Wir setzen bewusst auf eine geschlechterübergreifende Bild-Ansprache und Kommunikation. In unserer Kampagne spielen Mädchen genauso mit Dinosauriern wie Jungs und Jungs genauso mit Pferden wie Mädchen. Die grenzenlose Fantasie der Kinder im Spiel steht für uns in Fokus. Zu dieser Freiheit gehört auch, dass wir Mädchen und Jungen zugestehen, eigene Geschmäcker zu haben: Wir sehen zum Beispiel, dass Mädchen unsere Bayala-Welt favorisieren und Jungen Eldrador Creatures. Die Rückmeldungen aus dem Handel und von den Eltern beziehungsweise den Endkunden ist sehr positiv und bestärkt uns in unserem Ansatz.
Victoria Sutch, Chief Transformation Officer Schleich
Mit Wickeltaschen, die nicht nur rosa oder blau angeboten werden sollten, fing die Geschichte von Lässig an. Als ich mich damals als junge Mutter entschied, mich selbstständig zu machen, wollte ich eine offene Produktwelt anbieten, die Mütter und Väter, aber auch Kinder gleichermaßen anspricht.

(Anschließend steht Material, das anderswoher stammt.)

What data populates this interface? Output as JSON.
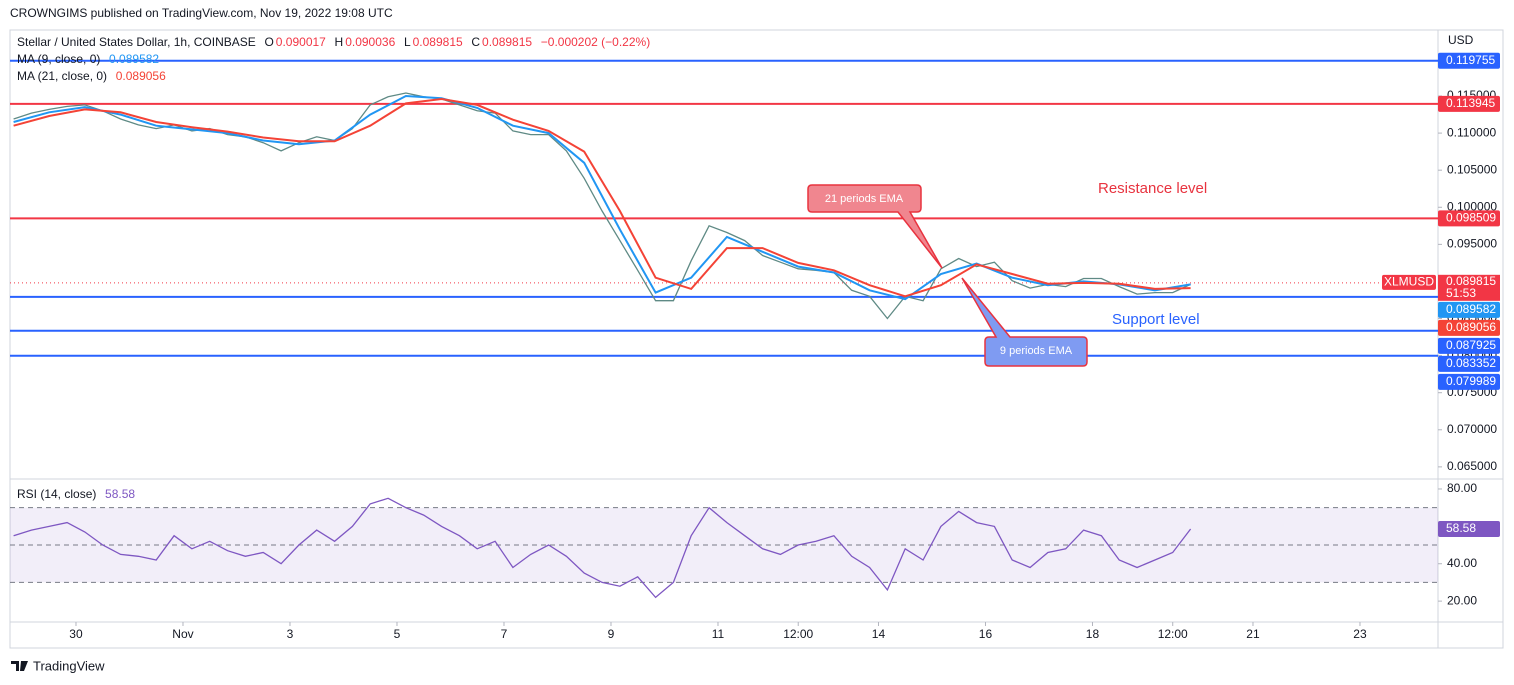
{
  "header": {
    "publisher": "CROWNGIMS published on TradingView.com, Nov 19, 2022 19:08 UTC",
    "brand": "TradingView"
  },
  "chart_data": [
    {
      "type": "line",
      "title": "Stellar / United States Dollar, 1h, COINBASE",
      "ohlc": [
        {
          "label": "O",
          "value": 0.090017
        },
        {
          "label": "H",
          "value": 0.090036
        },
        {
          "label": "L",
          "value": 0.089815
        },
        {
          "label": "C",
          "value": 0.089815
        }
      ],
      "change": "−0.000202 (−0.22%)",
      "y_unit": "USD",
      "xlim": [
        -29.6,
        611
      ],
      "xticks": [
        {
          "value": 0,
          "label": "30"
        },
        {
          "value": 48,
          "label": "Nov"
        },
        {
          "value": 96,
          "label": "3"
        },
        {
          "value": 144,
          "label": "5"
        },
        {
          "value": 192,
          "label": "7"
        },
        {
          "value": 240,
          "label": "9"
        },
        {
          "value": 288,
          "label": "11"
        },
        {
          "value": 324,
          "label": "12:00"
        },
        {
          "value": 360,
          "label": "14"
        },
        {
          "value": 408,
          "label": "16"
        },
        {
          "value": 456,
          "label": "18"
        },
        {
          "value": 492,
          "label": "12:00"
        },
        {
          "value": 528,
          "label": "21"
        },
        {
          "value": 576,
          "label": "23"
        }
      ],
      "ylim": [
        0.0635,
        0.1239
      ],
      "yticks": [
        {
          "value": 0.065,
          "label": "0.065000"
        },
        {
          "value": 0.07,
          "label": "0.070000"
        },
        {
          "value": 0.075,
          "label": "0.075000"
        },
        {
          "value": 0.08,
          "label": "0.080000"
        },
        {
          "value": 0.085,
          "label": "0.085000"
        },
        {
          "value": 0.09,
          "label": "0.090000"
        },
        {
          "value": 0.095,
          "label": "0.095000"
        },
        {
          "value": 0.1,
          "label": "0.100000"
        },
        {
          "value": 0.105,
          "label": "0.105000"
        },
        {
          "value": 0.11,
          "label": "0.110000"
        },
        {
          "value": 0.115,
          "label": "0.115000"
        }
      ],
      "series": [
        {
          "color": "#5f8a85",
          "x": [
            -28,
            -20,
            -12,
            -4,
            4,
            12,
            20,
            28,
            36,
            44,
            52,
            60,
            68,
            76,
            84,
            92,
            100,
            108,
            116,
            124,
            132,
            140,
            148,
            156,
            164,
            172,
            180,
            188,
            196,
            204,
            212,
            220,
            228,
            236,
            244,
            252,
            260,
            268,
            276,
            284,
            292,
            300,
            308,
            316,
            324,
            332,
            340,
            348,
            356,
            364,
            372,
            380,
            388,
            396,
            404,
            412,
            420,
            428,
            436,
            444,
            452,
            460,
            468,
            476,
            484,
            492,
            500
          ],
          "values": [
            0.1119,
            0.1127,
            0.1132,
            0.1136,
            0.1138,
            0.113,
            0.1119,
            0.1111,
            0.1106,
            0.1111,
            0.1103,
            0.1106,
            0.1098,
            0.1095,
            0.1087,
            0.1076,
            0.1087,
            0.1095,
            0.109,
            0.1106,
            0.1138,
            0.1149,
            0.1154,
            0.1149,
            0.1146,
            0.1138,
            0.113,
            0.1127,
            0.1103,
            0.1098,
            0.1098,
            0.1076,
            0.1039,
            0.0995,
            0.0955,
            0.0915,
            0.0874,
            0.0874,
            0.0928,
            0.0975,
            0.0966,
            0.0955,
            0.0935,
            0.0926,
            0.0917,
            0.0915,
            0.0912,
            0.0888,
            0.088,
            0.085,
            0.088,
            0.0874,
            0.0917,
            0.0931,
            0.092,
            0.0926,
            0.0901,
            0.0891,
            0.0896,
            0.0893,
            0.0904,
            0.0904,
            0.0893,
            0.0883,
            0.0885,
            0.0885,
            0.0896
          ]
        },
        {
          "name": "MA (9, close, 0)",
          "color": "#2196f3",
          "last": 0.089582,
          "x": [
            -28,
            -12,
            4,
            20,
            36,
            52,
            68,
            84,
            100,
            116,
            132,
            148,
            164,
            180,
            196,
            212,
            228,
            244,
            260,
            276,
            292,
            308,
            324,
            340,
            356,
            372,
            388,
            404,
            420,
            436,
            452,
            468,
            484,
            500
          ],
          "values": [
            0.1115,
            0.1128,
            0.1135,
            0.1125,
            0.111,
            0.1105,
            0.11,
            0.109,
            0.1085,
            0.109,
            0.1125,
            0.115,
            0.1147,
            0.1134,
            0.111,
            0.11,
            0.106,
            0.097,
            0.0885,
            0.0905,
            0.096,
            0.094,
            0.092,
            0.0912,
            0.0888,
            0.0876,
            0.091,
            0.0924,
            0.0905,
            0.0895,
            0.09,
            0.0896,
            0.0888,
            0.0896
          ]
        },
        {
          "name": "MA (21, close, 0)",
          "color": "#f44336",
          "last": 0.089056,
          "x": [
            -28,
            -12,
            4,
            20,
            36,
            52,
            68,
            84,
            100,
            116,
            132,
            148,
            164,
            180,
            196,
            212,
            228,
            244,
            260,
            276,
            292,
            308,
            324,
            340,
            356,
            372,
            388,
            404,
            420,
            436,
            452,
            468,
            484,
            500
          ],
          "values": [
            0.111,
            0.1123,
            0.1132,
            0.1128,
            0.1115,
            0.1108,
            0.1102,
            0.1094,
            0.1089,
            0.1089,
            0.111,
            0.114,
            0.1146,
            0.1138,
            0.1118,
            0.1103,
            0.1075,
            0.0995,
            0.0905,
            0.089,
            0.0945,
            0.0945,
            0.0925,
            0.0915,
            0.0895,
            0.088,
            0.0895,
            0.0923,
            0.091,
            0.0897,
            0.0898,
            0.0897,
            0.089,
            0.0891
          ]
        }
      ],
      "hlines": [
        {
          "value": 0.119755,
          "color": "#2962ff"
        },
        {
          "value": 0.113945,
          "color": "#f23645"
        },
        {
          "value": 0.098509,
          "color": "#f23645"
        },
        {
          "value": 0.087925,
          "color": "#2962ff"
        },
        {
          "value": 0.083352,
          "color": "#2962ff"
        },
        {
          "value": 0.079989,
          "color": "#2962ff"
        }
      ],
      "price_tag": {
        "symbol": "XLMUSD",
        "value": 0.089815,
        "countdown": "51:53",
        "color": "#f23645"
      },
      "annotations": [
        "Resistance level",
        "Support level",
        "21 periods EMA",
        "9 periods EMA"
      ]
    },
    {
      "type": "line",
      "title": "RSI (14, close)",
      "value": 58.58,
      "ylim": [
        9.9,
        84.8
      ],
      "yticks": [
        {
          "value": 20,
          "label": "20.00"
        },
        {
          "value": 40,
          "label": "40.00"
        },
        {
          "value": 60,
          "label": "60.00"
        },
        {
          "value": 80,
          "label": "80.00"
        }
      ],
      "levels": [
        70,
        50,
        30
      ],
      "series": [
        {
          "color": "#7e57c2",
          "values": [
            55,
            58,
            60,
            62,
            57,
            50,
            45,
            44,
            42,
            55,
            48,
            52,
            47,
            44,
            46,
            40,
            50,
            58,
            52,
            60,
            72,
            75,
            70,
            66,
            60,
            55,
            48,
            52,
            38,
            45,
            50,
            44,
            35,
            30,
            28,
            33,
            22,
            30,
            55,
            70,
            62,
            55,
            48,
            45,
            50,
            52,
            55,
            44,
            38,
            26,
            48,
            42,
            60,
            68,
            62,
            60,
            42,
            38,
            46,
            48,
            58,
            55,
            42,
            38,
            42,
            46,
            58.58
          ]
        }
      ]
    }
  ]
}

Lässig hat es sich seit über 15 Jahren zur Aufgabe gemacht, nachhaltige, funktionale und stylishe Produkte für die ganze Familie zu kreieren. Uns ist es wichtig, dass sich Kinder und Eltern mit unseren Produkten rundum wohlfühlen, Spaß haben und ihren Familienalltag mit ruhigem Gewissen in vollen Zügen genießen können. Dabei haben wir stets die individuellen Bedürfnisse der Familienmitglieder – unabhängig von ihrem Geschlecht – im Blick. Gendern ist ein wichtiger Teil des gesellschaftlichen Wandels. Als junges und dynamisches Familienunternehmen mit einem hohen Anspruch an Verantwortungsbewusstsein war es für uns in den letzten Jahren selbstverständlich, diese Entwicklung zu berücksichtigen und mit aufzunehmen.

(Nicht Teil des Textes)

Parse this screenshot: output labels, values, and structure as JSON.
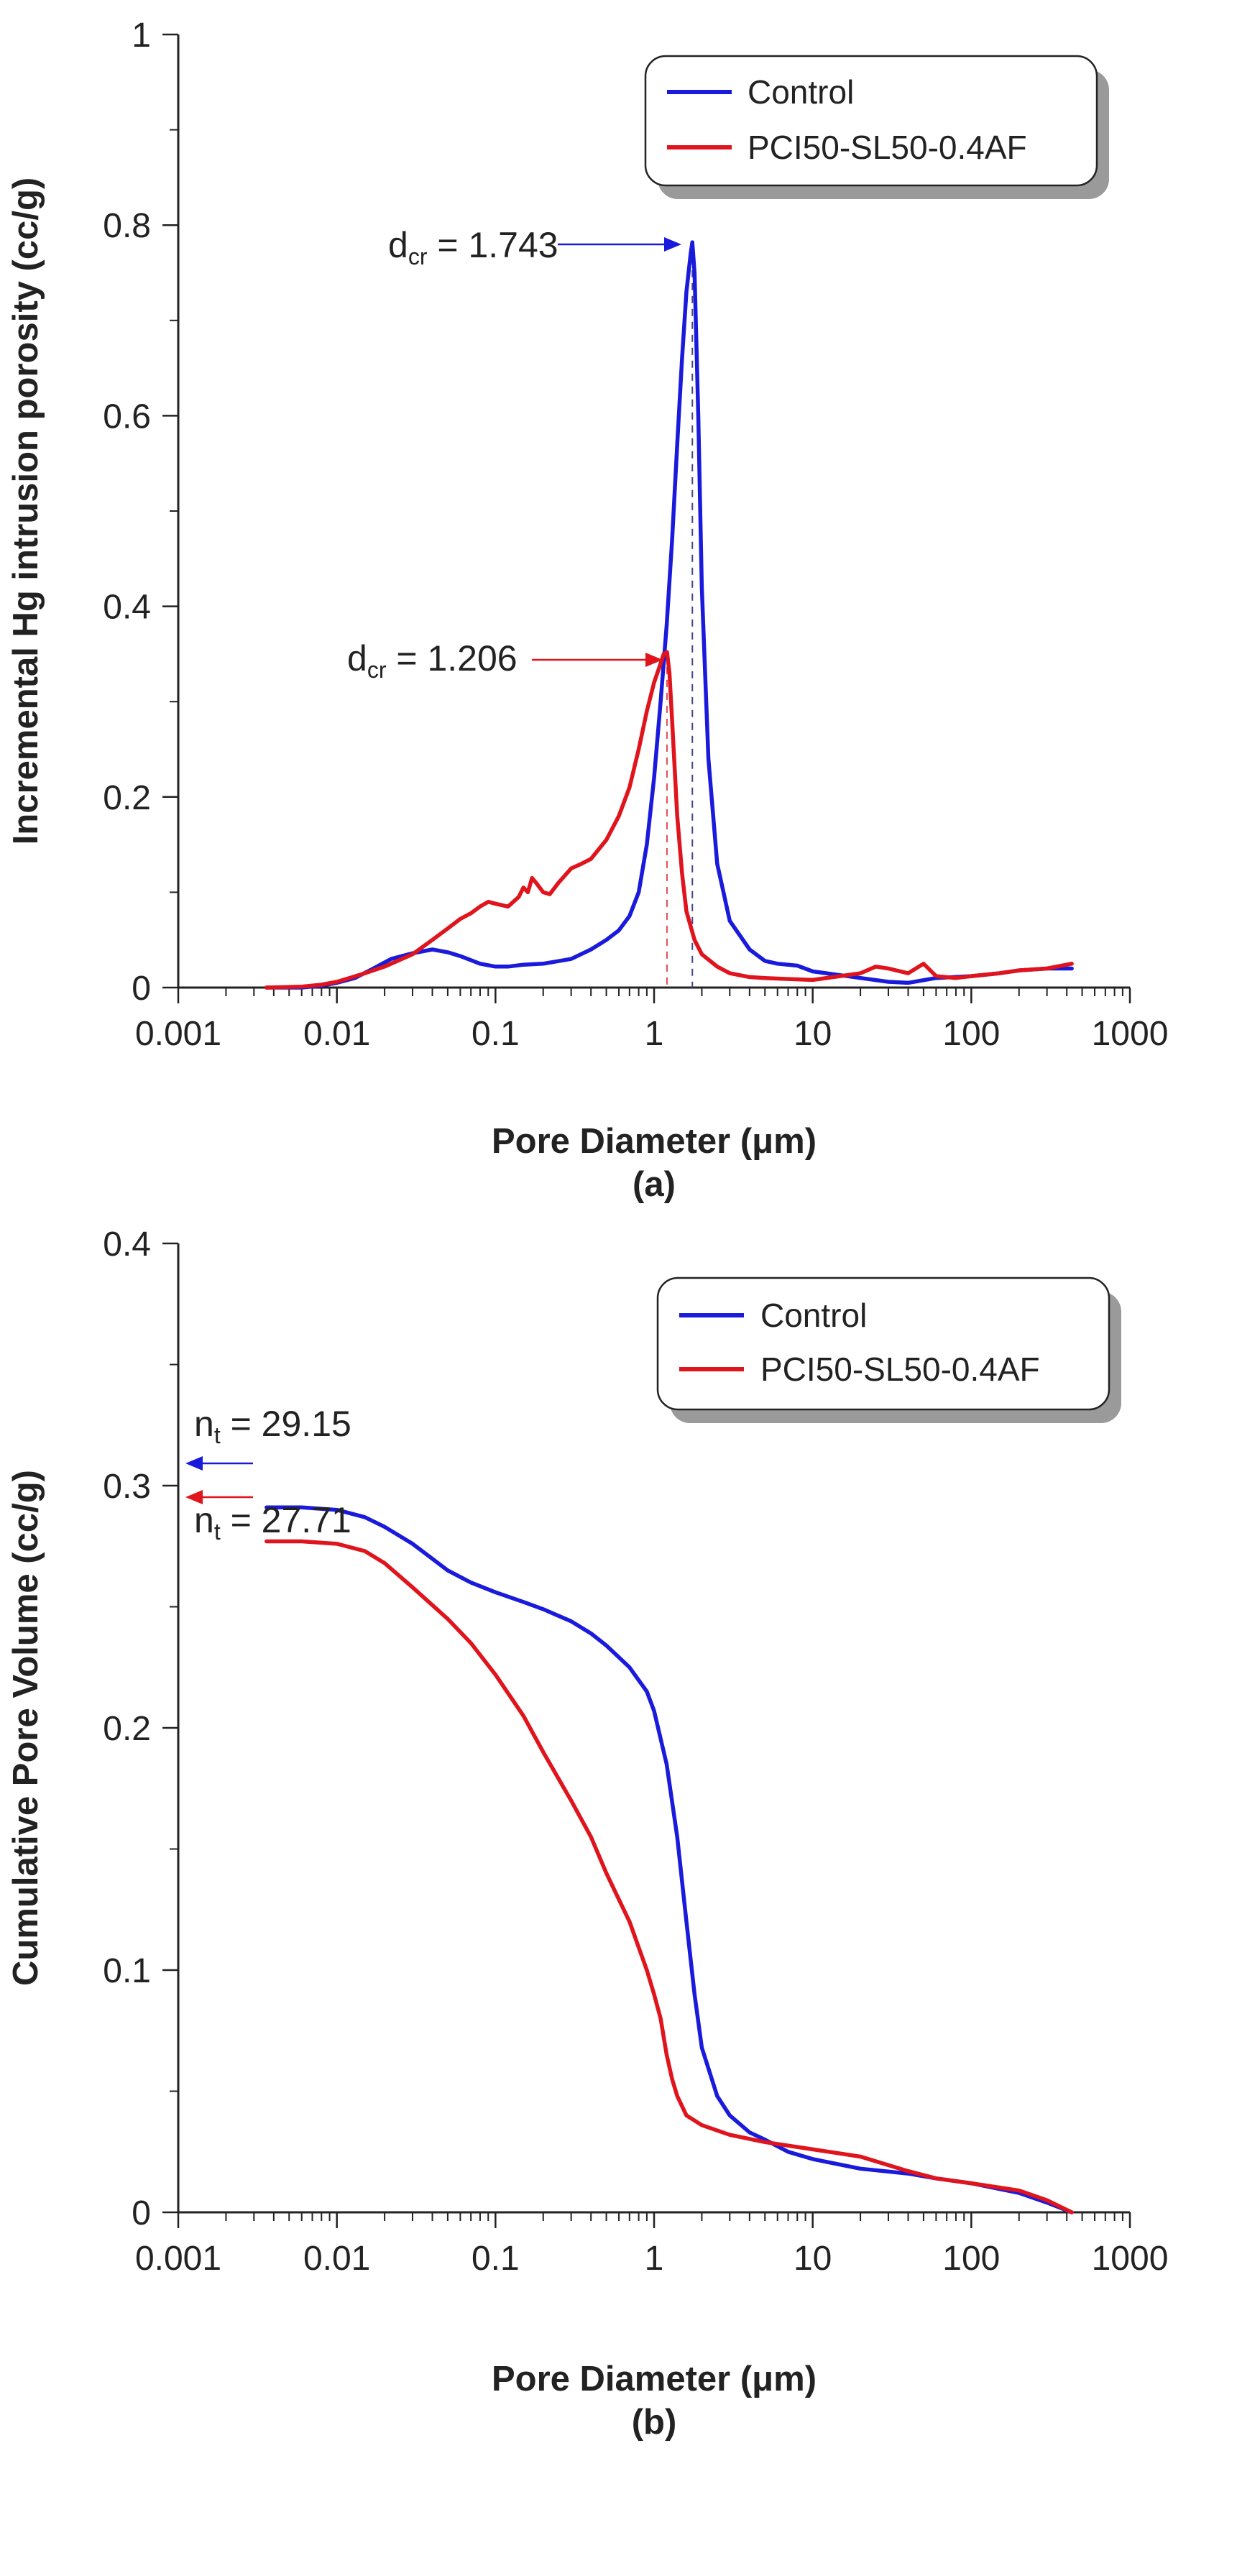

Wir haben uns deshalb vor zwei Jahren dazu entschieden, in unserer internen sowie externen Kommunikation zu gendern, um Inklusion zu fördern und Diversität zu normalisieren. Hierbei verwenden wir soweit möglich geschlechtsneutrale Formulierungen sowie den Gender-Gap. Wir haben uns bewusst mit den verschiedenen Bereichen unseres Unternehmens auseinandergesetzt und an verschiedenen Stellen Anpassungen vorgenommen, wie beispielsweise in der Formulierung von Artikelbezeichnungen, bei Stellenausschreibungen oder der Ansprache auf unserem Corporate Blog beispielsweise. Die Frage nach einer Trennung unserer Produkte in „Rosa“ oder „Blau“ hat sich für uns nie gestellt.